Wajah He Lei masih pucat pasi.
Aku meliriknya. “Urusi sisa anggota Ghost Eclipsers. Aku akan mengurus tumpukan di gerbang kota itu.”
He Lei terkejut. Dia segera memalingkan muka dan menggertakkan giginya, “Aku akan mengurusnya. Aku juga akan memeriksa apakah masih ada kepala lain yang tersisa.”
Itulah alasan mengapa tidak semua orang mau meninggalkan zona perang.
Jika tujuannya hanya untuk membunuh musuh yang tersisa, tidak seorang pun di sini akan mundur.
Namun, kami juga harus memeriksa apakah ada bagian tubuh mencurigakan yang tersisa dari Monster Bumi di tumpukan cacing tersebut. Pengalaman kami sejauh ini menunjukkan bahwa beberapa manusia super mungkin tidak mati meskipun kepala mereka dipenggal, terutama manusia super yang mampu berubah bentuk. Mereka bahkan mungkin menyesatkan kami dengan menggunakan kepala palsu.
“Tidak perlu. Aku akan menyuruh Zi Yi untuk membungkus semuanya dan melemparkannya ke tengah zona radiasi.”
“Fiuh…” He Lei menghela napas lega di layar. “Aku akan membersihkan zona perang.” Lalu, dia menghilang.
Aku melirik Zi Yi. “Maaf merepotkanmu.”
Wajah Zi Yi seketika berubah serius.
“Zi Yi…” Ah Zong menatapnya sambil tersenyum. Zi Yi mengerutkan alisnya dan menggertakkan giginya, “Baiklah!” Dia rela menanggung apa pun demi Ah Zong.
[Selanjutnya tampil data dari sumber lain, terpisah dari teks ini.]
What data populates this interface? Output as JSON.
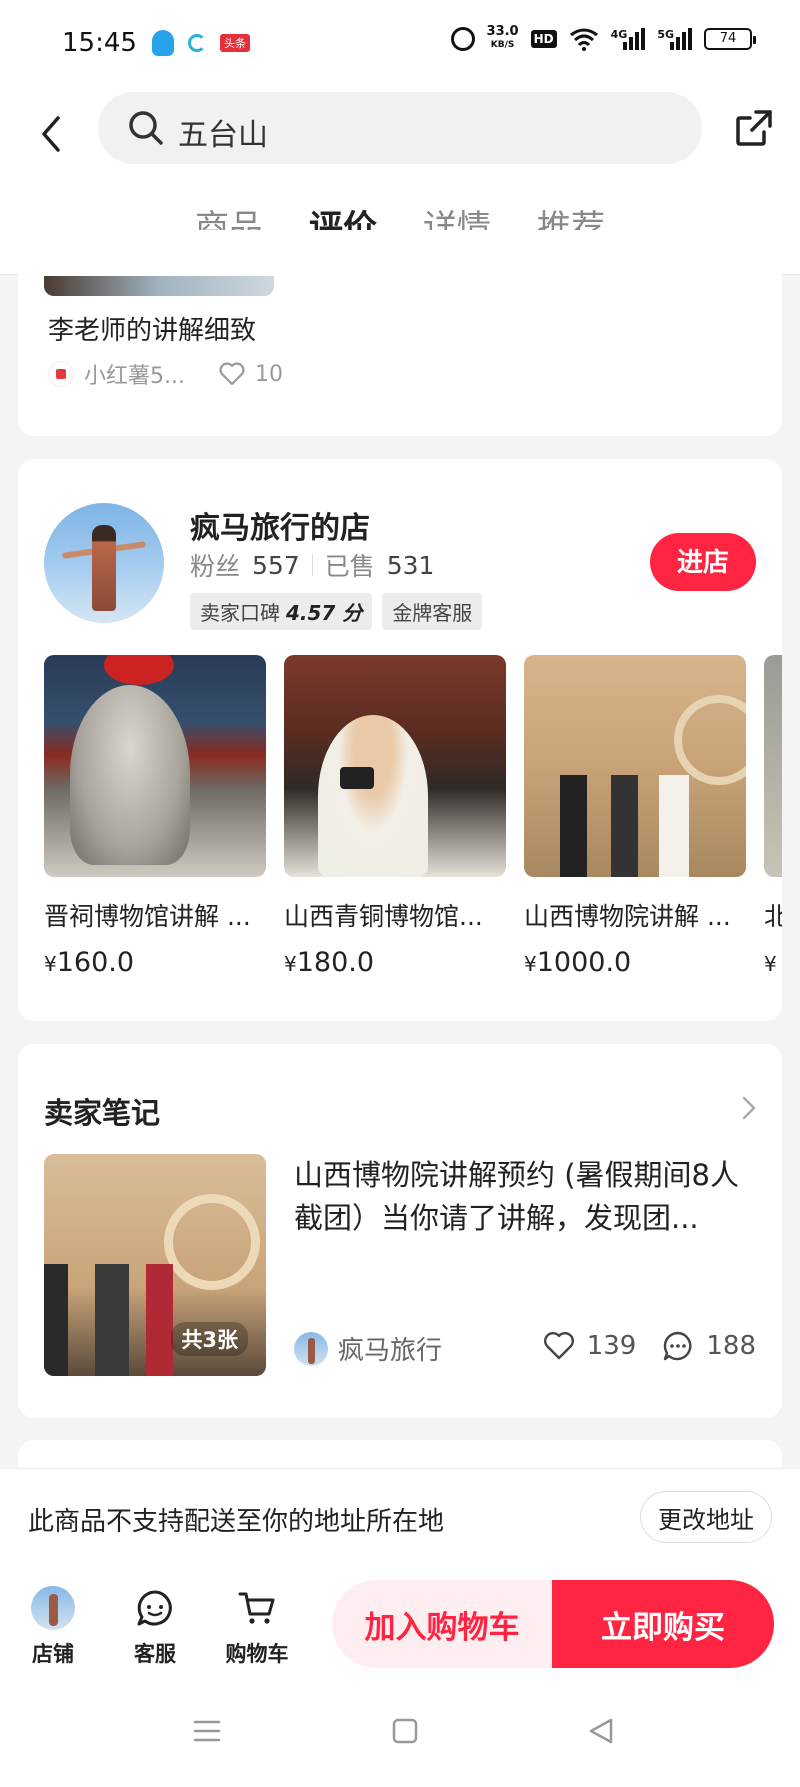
{
  "status_bar": {
    "time": "15:45",
    "app_badge": "头条",
    "net_speed_value": "33.0",
    "net_speed_unit": "KB/S",
    "hd_label": "HD",
    "signal1_label": "4G",
    "signal2_label": "5G",
    "battery": "74"
  },
  "header": {
    "search_query": "五台山",
    "tabs": [
      {
        "label": "商品",
        "active": false
      },
      {
        "label": "评价",
        "active": true
      },
      {
        "label": "详情",
        "active": false
      },
      {
        "label": "推荐",
        "active": false
      }
    ]
  },
  "review": {
    "text": "李老师的讲解细致",
    "author": "小红薯5...",
    "likes": "10"
  },
  "shop": {
    "name": "疯马旅行的店",
    "fans_label": "粉丝",
    "fans": "557",
    "sold_label": "已售",
    "sold": "531",
    "rating_label": "卖家口碑",
    "rating": "4.57 分",
    "service_badge": "金牌客服",
    "enter_label": "进店",
    "products": [
      {
        "name": "晋祠博物馆讲解 ...",
        "price": "160.0"
      },
      {
        "name": "山西青铜博物馆...",
        "price": "180.0"
      },
      {
        "name": "山西博物院讲解 ...",
        "price": "1000.0"
      },
      {
        "name": "北",
        "price": ""
      }
    ],
    "currency": "¥"
  },
  "seller_notes": {
    "title": "卖家笔记",
    "text": "山西博物院讲解预约 (暑假期间8人截团）当你请了讲解，发现团...",
    "image_count": "共3张",
    "author": "疯马旅行",
    "likes": "139",
    "comments": "188"
  },
  "delivery": {
    "message": "此商品不支持配送至你的地址所在地",
    "change_label": "更改地址"
  },
  "bottom_bar": {
    "shop_label": "店铺",
    "service_label": "客服",
    "cart_label": "购物车",
    "add_to_cart": "加入购物车",
    "buy_now": "立即购买"
  },
  "colors": {
    "accent": "#ff2442",
    "accent_light": "#ffeef0"
  }
}
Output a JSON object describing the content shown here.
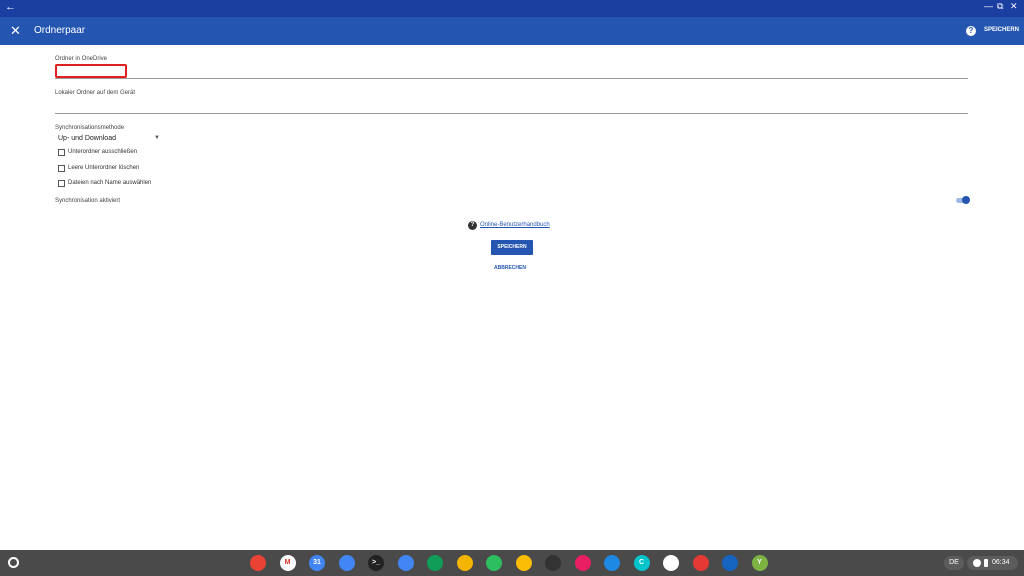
{
  "app": {
    "title": "Ordnerpaar",
    "save_label": "SPEICHERN"
  },
  "form": {
    "onedrive_label": "Ordner in OneDrive",
    "local_label": "Lokaler Ordner auf dem Gerät",
    "method_label": "Synchronisationsmethode",
    "method_value": "Up- und Download",
    "checkboxes": [
      {
        "label": "Unterordner ausschließen",
        "checked": false
      },
      {
        "label": "Leere Unterordner löschen",
        "checked": false
      },
      {
        "label": "Dateien nach Name auswählen",
        "checked": false
      }
    ],
    "sync_label": "Synchronisation aktiviert",
    "sync_enabled": true,
    "manual_link": "Online-Benutzerhandbuch",
    "save_button": "SPEICHERN",
    "cancel_button": "ABBRECHEN"
  },
  "shelf": {
    "ime": "DE",
    "time": "06:34",
    "apps": [
      {
        "name": "chrome-icon",
        "color": "#ea4335",
        "glyph": ""
      },
      {
        "name": "gmail-icon",
        "color": "#ffffff",
        "glyph": "M"
      },
      {
        "name": "calendar-icon",
        "color": "#4285f4",
        "glyph": "31"
      },
      {
        "name": "files-icon",
        "color": "#4285f4",
        "glyph": ""
      },
      {
        "name": "terminal-icon",
        "color": "#222222",
        "glyph": ">_"
      },
      {
        "name": "docs-icon",
        "color": "#4285f4",
        "glyph": ""
      },
      {
        "name": "sheets-icon",
        "color": "#0f9d58",
        "glyph": ""
      },
      {
        "name": "slides-icon",
        "color": "#f4b400",
        "glyph": ""
      },
      {
        "name": "evernote-icon",
        "color": "#2dbe60",
        "glyph": ""
      },
      {
        "name": "keep-icon",
        "color": "#fbbc04",
        "glyph": ""
      },
      {
        "name": "app-icon",
        "color": "#333333",
        "glyph": ""
      },
      {
        "name": "app-icon",
        "color": "#e91e63",
        "glyph": ""
      },
      {
        "name": "app-icon",
        "color": "#1e88e5",
        "glyph": ""
      },
      {
        "name": "canva-icon",
        "color": "#00c4cc",
        "glyph": "C"
      },
      {
        "name": "play-store-icon",
        "color": "#ffffff",
        "glyph": ""
      },
      {
        "name": "app-icon",
        "color": "#e53935",
        "glyph": ""
      },
      {
        "name": "onedrive-sync-icon",
        "color": "#1565c0",
        "glyph": ""
      },
      {
        "name": "app-icon",
        "color": "#7cb342",
        "glyph": "Y"
      }
    ]
  }
}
Setelah He Lei membersihkan zona perang, pesawat ruang angkasaku melayang di udara di atas zona kesepuluh, yang dipenuhi dengan aroma bawang yang manis.
Pelos telah menghentikan curah hujan untuk mencegah sari bawang terlalu encer. Tujuan kami adalah untuk membasahi tanah dengan sari bawang.
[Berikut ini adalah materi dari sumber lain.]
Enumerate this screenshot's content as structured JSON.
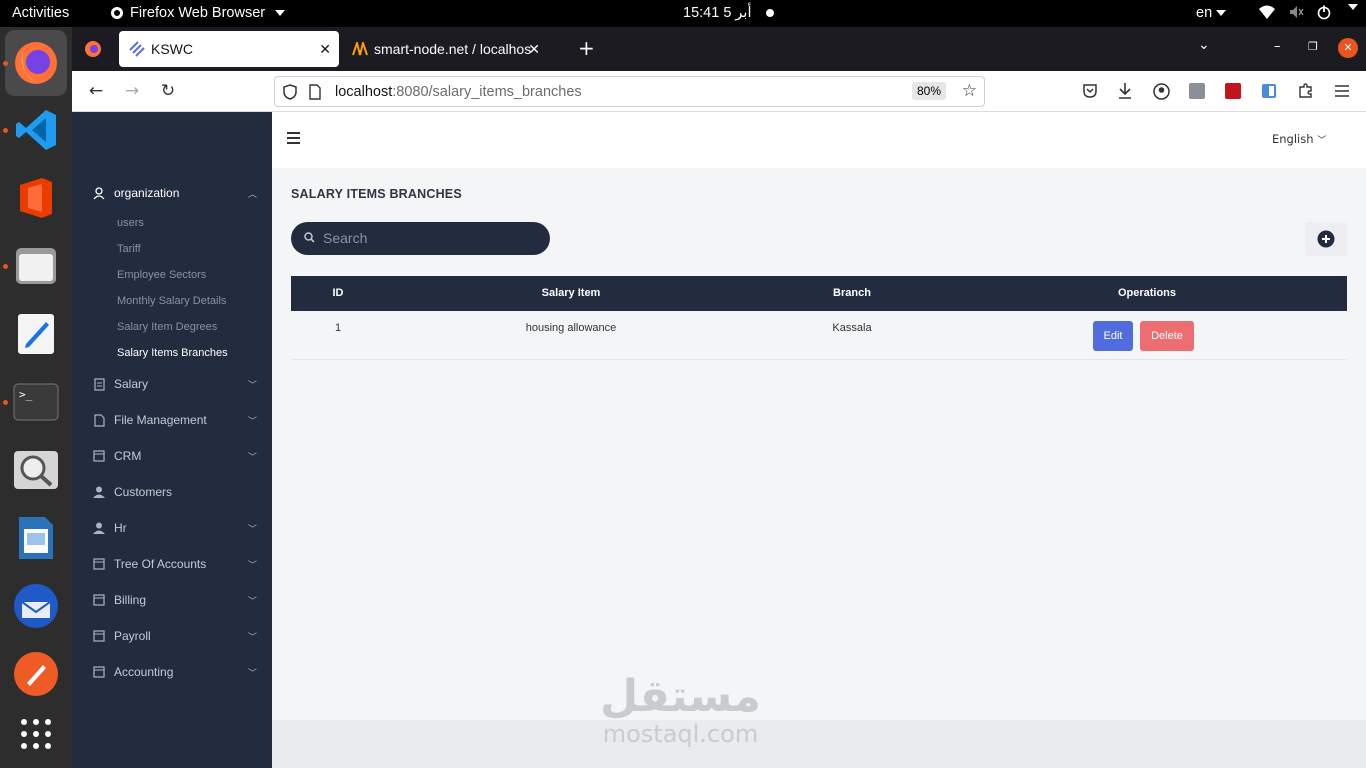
{
  "system_bar": {
    "activities": "Activities",
    "app_name": "Firefox Web Browser",
    "clock": "15:41  أبر 5",
    "lang": "en"
  },
  "browser": {
    "tabs": [
      {
        "title": "KSWC"
      },
      {
        "title": "smart-node.net / localhos"
      }
    ],
    "url_host": "localhost",
    "url_path": ":8080/salary_items_branches",
    "zoom": "80%"
  },
  "sidebar": {
    "organization": "organization",
    "sub_items": [
      "users",
      "Tariff",
      "Employee Sectors",
      "Monthly Salary Details",
      "Salary Item Degrees",
      "Salary Items Branches"
    ],
    "items": [
      "Salary",
      "File Management",
      "CRM",
      "Customers",
      "Hr",
      "Tree Of Accounts",
      "Billing",
      "Payroll",
      "Accounting"
    ]
  },
  "header": {
    "language": "English"
  },
  "page": {
    "title": "SALARY ITEMS BRANCHES",
    "search_placeholder": "Search"
  },
  "table": {
    "columns": [
      "ID",
      "Salary Item",
      "Branch",
      "Operations"
    ],
    "rows": [
      {
        "id": "1",
        "salary_item": "housing allowance",
        "branch": "Kassala",
        "edit": "Edit",
        "delete": "Delete"
      }
    ]
  },
  "watermark": {
    "arabic": "مستقل",
    "latin": "mostaql.com"
  },
  "colors": {
    "sidebar_bg": "#232b3e",
    "edit_button": "#4f6ddf",
    "delete_button": "#ec6e72",
    "dock_bg": "#2d2d2d"
  }
}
Zi Yi berdiri di sayap pesawat ruang angkasa sambil membungkus tumpukan benda-benda hitam itu. Kemudian Pelos mengambil sedikit air bawang dari tanah untuk merendam tumpukan benda-benda tersebut.
Menurut hasil pemindaian robot pengintai, tidak ada tanda-tanda kehidupan, termasuk kapal selamnya di dalam tanah. Raffles pasti akan menganggapnya sia-sia lagi.
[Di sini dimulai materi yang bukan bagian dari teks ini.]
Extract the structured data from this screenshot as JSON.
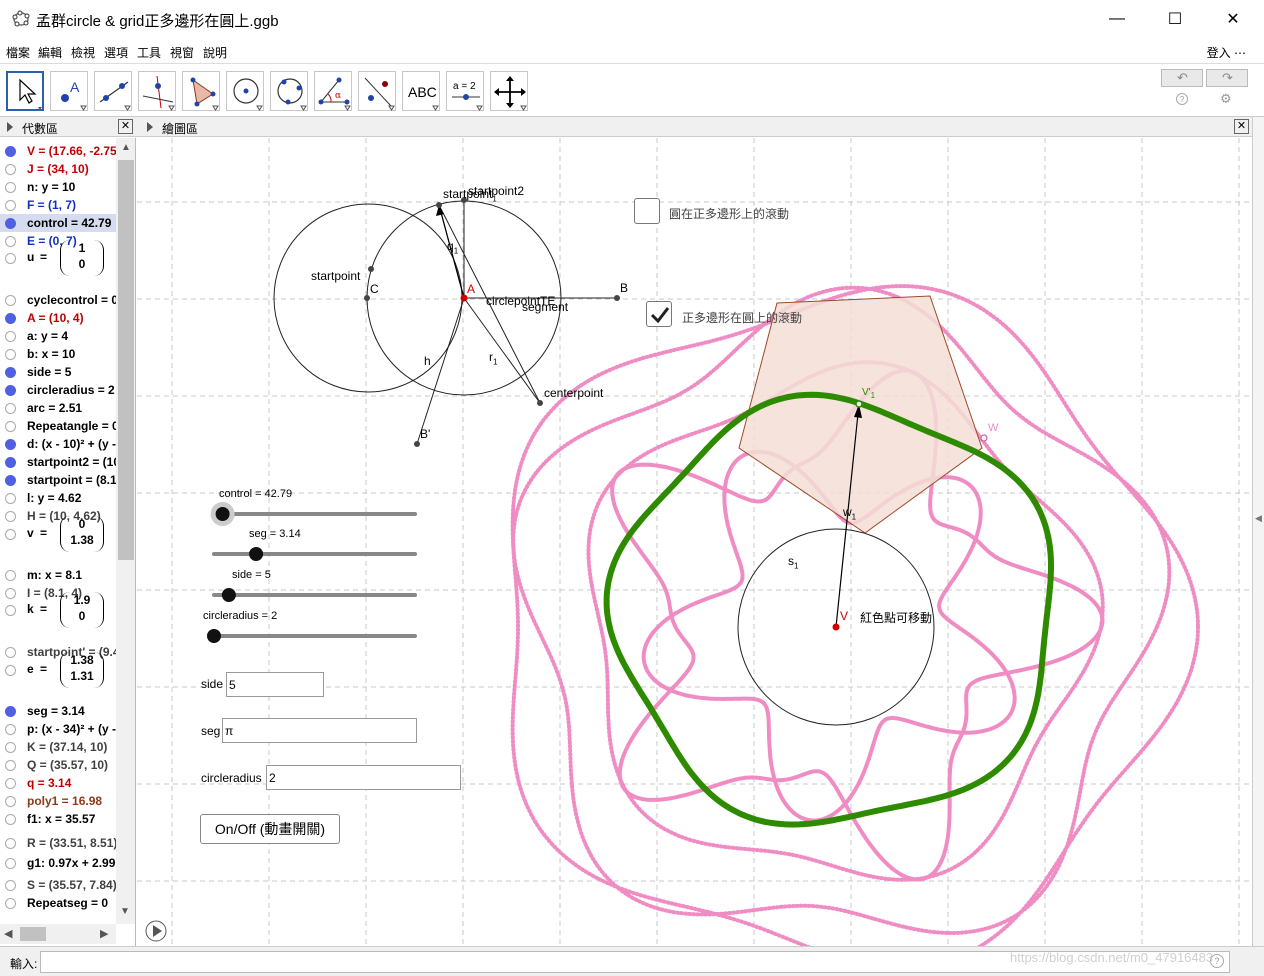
{
  "window": {
    "title": "孟群circle & grid正多邊形在圓上.ggb",
    "minimize": "—",
    "maximize": "☐",
    "close": "✕"
  },
  "menu": {
    "items": [
      "檔案",
      "編輯",
      "檢視",
      "選項",
      "工具",
      "視窗",
      "說明"
    ],
    "login": "登入 ⋯"
  },
  "toolbar": {
    "text_tool_label": "ABC",
    "slider_tool_label": "a = 2",
    "undo": "↶",
    "redo": "↷",
    "help": "?",
    "settings": "⚙"
  },
  "algebra_panel": {
    "title": "代數區",
    "rows": [
      {
        "text": "V = (17.66, -2.75",
        "color": "#c00000",
        "on": true
      },
      {
        "text": "J = (34, 10)",
        "color": "#c00000",
        "on": false
      },
      {
        "text": "n: y = 10",
        "color": "#000000",
        "on": false
      },
      {
        "text": "F = (1, 7)",
        "color": "#1030c0",
        "on": false
      },
      {
        "text": "control = 42.79",
        "color": "#000000",
        "on": true
      },
      {
        "text": "E = (0, 7)",
        "color": "#1030c0",
        "on": false
      },
      {
        "text": "u  =  (1 0)",
        "color": "#000000",
        "on": false
      },
      {
        "text": "cyclecontrol = 0",
        "color": "#000000",
        "on": false
      },
      {
        "text": "A = (10, 4)",
        "color": "#c00000",
        "on": true
      },
      {
        "text": "a: y = 4",
        "color": "#000000",
        "on": false
      },
      {
        "text": "b: x = 10",
        "color": "#000000",
        "on": false
      },
      {
        "text": "side = 5",
        "color": "#000000",
        "on": true
      },
      {
        "text": "circleradius = 2",
        "color": "#000000",
        "on": true
      },
      {
        "text": "arc = 2.51",
        "color": "#000000",
        "on": false
      },
      {
        "text": "Repeatangle = 0",
        "color": "#000000",
        "on": false
      },
      {
        "text": "d: (x - 10)² + (y -",
        "color": "#000000",
        "on": true
      },
      {
        "text": "startpoint2 = (10",
        "color": "#000000",
        "on": true
      },
      {
        "text": "startpoint = (8.1",
        "color": "#000000",
        "on": true
      },
      {
        "text": "l: y = 4.62",
        "color": "#000000",
        "on": false
      },
      {
        "text": "H = (10, 4.62)",
        "color": "#404040",
        "on": false
      },
      {
        "text": "v  =  (0 1.38)",
        "color": "#000000",
        "on": false
      },
      {
        "text": "m: x = 8.1",
        "color": "#000000",
        "on": false
      },
      {
        "text": "I = (8.1, 4)",
        "color": "#404040",
        "on": false
      },
      {
        "text": "k  =  (1.9 0)",
        "color": "#000000",
        "on": false
      },
      {
        "text": "startpoint' = (9.4",
        "color": "#404040",
        "on": false
      },
      {
        "text": "e  =  (1.38 1.31)",
        "color": "#000000",
        "on": false
      },
      {
        "text": "seg = 3.14",
        "color": "#000000",
        "on": true
      },
      {
        "text": "p: (x - 34)² + (y -",
        "color": "#000000",
        "on": false
      },
      {
        "text": "K = (37.14, 10)",
        "color": "#404040",
        "on": false
      },
      {
        "text": "Q = (35.57, 10)",
        "color": "#404040",
        "on": false
      },
      {
        "text": "q = 3.14",
        "color": "#c00000",
        "on": false
      },
      {
        "text": "poly1 = 16.98",
        "color": "#8b3a1a",
        "on": false
      },
      {
        "text": "f1: x = 35.57",
        "color": "#000000",
        "on": false
      },
      {
        "text": "R = (33.51, 8.51)",
        "color": "#404040",
        "on": false
      },
      {
        "text": "g1: 0.97x + 2.99",
        "color": "#000000",
        "on": false
      },
      {
        "text": "S = (35.57, 7.84)",
        "color": "#404040",
        "on": false
      },
      {
        "text": "Repeatseg = 0",
        "color": "#000000",
        "on": false
      }
    ],
    "vectors": {
      "u": {
        "name": "u",
        "top": "1",
        "bottom": "0"
      },
      "v": {
        "name": "v",
        "top": "0",
        "bottom": "1.38"
      },
      "k": {
        "name": "k",
        "top": "1.9",
        "bottom": "0"
      },
      "e": {
        "name": "e",
        "top": "1.38",
        "bottom": "1.31"
      }
    }
  },
  "graphics_panel": {
    "title": "繪圖區",
    "sliders": [
      {
        "label": "control = 42.79",
        "value": 42.79,
        "min": 0,
        "max": 1000
      },
      {
        "label": "seg = 3.14",
        "value": 3.14,
        "min": 0,
        "max": 15
      },
      {
        "label": "side = 5",
        "value": 5,
        "min": 3,
        "max": 30
      },
      {
        "label": "circleradius = 2",
        "value": 2,
        "min": 2,
        "max": 10
      }
    ],
    "inputs": [
      {
        "label": "side",
        "value": "5"
      },
      {
        "label": "seg",
        "value": "π"
      },
      {
        "label": "circleradius",
        "value": "2"
      }
    ],
    "button": "On/Off (動畫開關)",
    "checkbox1": {
      "label": "圓在正多邊形上的滾動",
      "checked": false
    },
    "checkbox2": {
      "label": "正多邊形在圓上的滾動",
      "checked": true
    },
    "labels": {
      "startpoint": "startpoint",
      "startpoint1": "startpoint",
      "startpoint2": "startpoint2",
      "C": "C",
      "A": "A",
      "B": "B",
      "Bprime": "B'",
      "q1": "q",
      "h": "h",
      "r1": "r",
      "circlepoint": "circlepoint",
      "segment": "segment",
      "centerpoint": "centerpoint",
      "V": "V",
      "V1": "V'",
      "W": "W",
      "w1": "w",
      "s1": "s",
      "red_point_movable": "紅色點可移動",
      "sub1": "1",
      "prime_one": "1",
      "TE": "TE"
    }
  },
  "input_bar": {
    "label": "輸入:",
    "watermark": "https://blog.csdn.net/m0_47916483"
  },
  "colors": {
    "accent": "#2b5fb0",
    "green_curve": "#2e8b00",
    "pink_curve": "#f08cc4",
    "polygon_fill": "#f3ded6",
    "polygon_edge": "#9c4a26"
  }
}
Tapi aku sama sekali tidak tertarik dengan sub-menu itu!
Ular-ular besar dan lembut itu ditarik keluar dari tanah saat kami menarik inangnya menjauh. Itu adalah pemandangan yang sangat menjijikkan.
Zi Yi yang malang hanya bisa menggertakkan giginya dan menahan perasaan menjijikkan itu.
Untuk meningkatkan kecepatan dan mengurangi beban Zi Yi, kami menugaskan Sia untuk membantu.
Sia tampak lebih tenang. Saat aku melihat lebih dekat, ternyata dia telah menutup matanya dengan kain!
Orang-orang di zona kesepuluh menjulurkan kepala mereka dari pesawat ruang angkasa raksasa yang belum selesai dibangun untuk mengamati kami, tampak cemas dan takut. Dari atas, mereka tampak seperti semut pekerja yang dengan hati-hati mengintip ancaman yang tidak diketahui.
Doodling your content...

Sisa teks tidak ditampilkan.